Foto udara sejumlah kendaraan terjebak macet di Jalan Yos Sudarso menuju Pelabuhan Tanjung Priok, Jakarta, Kamis (17/3/2025). [ANTARA FOTO/Bayu Pratama S/rwa]
Foto udara sejumlah kendaraan terjebak macet di Jalan Yos Sudarso menuju Pelabuhan Tanjung Priok, Jakarta, Kamis (17/3/2025). [ANTARA FOTO/Bayu Pratama S/rwa]

Data terbaru memperlihatkan aktivitas peti kemas di Pelabuhan Tanjung Priok pada kuartal pertama tahun 2025  mencapai 1,88 juta TEUs (Twenty Foot Equivalent Unit) yang mengalami kenaikan sebesar 7,2 persen dibandingkan periode yang sama pada tahun sebelumnya.

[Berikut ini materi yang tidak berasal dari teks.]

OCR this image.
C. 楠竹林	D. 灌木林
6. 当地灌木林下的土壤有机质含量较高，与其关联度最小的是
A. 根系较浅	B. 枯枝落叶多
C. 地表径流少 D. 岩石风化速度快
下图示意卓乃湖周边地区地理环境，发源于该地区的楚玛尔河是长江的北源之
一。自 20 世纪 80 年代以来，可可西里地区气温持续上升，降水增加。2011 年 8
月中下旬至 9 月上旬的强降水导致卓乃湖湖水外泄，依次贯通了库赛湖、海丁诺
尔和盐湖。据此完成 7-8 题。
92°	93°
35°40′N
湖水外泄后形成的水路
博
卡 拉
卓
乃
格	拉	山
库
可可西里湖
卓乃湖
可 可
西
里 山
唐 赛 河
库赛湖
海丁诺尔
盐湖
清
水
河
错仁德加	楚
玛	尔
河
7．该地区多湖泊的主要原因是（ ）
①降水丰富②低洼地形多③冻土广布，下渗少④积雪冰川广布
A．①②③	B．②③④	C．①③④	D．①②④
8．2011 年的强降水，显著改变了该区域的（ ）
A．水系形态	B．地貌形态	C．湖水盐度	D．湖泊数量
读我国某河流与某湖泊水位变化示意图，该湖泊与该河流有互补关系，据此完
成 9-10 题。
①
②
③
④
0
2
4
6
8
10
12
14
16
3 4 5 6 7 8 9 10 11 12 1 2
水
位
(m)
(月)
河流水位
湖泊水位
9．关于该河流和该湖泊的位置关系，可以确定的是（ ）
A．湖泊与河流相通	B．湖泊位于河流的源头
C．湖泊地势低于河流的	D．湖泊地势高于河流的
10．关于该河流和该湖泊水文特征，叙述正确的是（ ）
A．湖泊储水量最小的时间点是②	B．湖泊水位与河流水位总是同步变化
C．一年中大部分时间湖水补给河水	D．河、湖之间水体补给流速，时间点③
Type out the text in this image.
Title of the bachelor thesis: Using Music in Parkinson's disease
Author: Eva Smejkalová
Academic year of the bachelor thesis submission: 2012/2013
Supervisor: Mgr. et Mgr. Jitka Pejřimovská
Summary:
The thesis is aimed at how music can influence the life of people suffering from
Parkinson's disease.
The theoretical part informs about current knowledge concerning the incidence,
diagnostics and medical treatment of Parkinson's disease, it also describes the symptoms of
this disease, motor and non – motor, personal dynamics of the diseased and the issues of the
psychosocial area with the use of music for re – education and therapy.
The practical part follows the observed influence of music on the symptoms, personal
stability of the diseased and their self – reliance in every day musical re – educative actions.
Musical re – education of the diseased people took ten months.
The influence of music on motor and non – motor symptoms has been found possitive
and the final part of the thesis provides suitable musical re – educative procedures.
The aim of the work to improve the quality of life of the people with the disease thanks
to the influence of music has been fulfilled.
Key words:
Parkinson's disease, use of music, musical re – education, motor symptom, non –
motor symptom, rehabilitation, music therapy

"Dari jumlah tersebut, sekitar 1,3 juta TEUs berasal dari kegiatan ekspor-impor, sementara sisanya berasal dari kegiatan domestik," kata dia menambahkan

Hakeng menilai  meskipun terjadi peningkatan volume yang signifikan, sistem penerimaan dan pengeluaran kontainer di pelabuhan ini belum memadai untuk menangani lonjakan tersebut.

baca juga

“Salah satu masalah utama, adalah ketidakakuratan dalam sistem stacking (sistem penumpukan) di tempat parkir kontainer (container yard) yang menyebabkan waktu sandar kapal menjadi lebih lama dan mengarah pada penumpukan dan antrean panjang truk logistik yang keluar dari pelabuhan,” katanya.

Menurut dia meski PT Pelabuhan Indonesia (Pelindo) sudah menerapkan sejumlah sistem seperti Terminal Operating System (TOS), gerbang otomatis (autogate), dan jadwal gate pass (akses masuk) berbasis waktu, implementasi sistem-sistem ini masih terbentur pada masalah rendahnya tingkat kepatuhan dari operator logistik.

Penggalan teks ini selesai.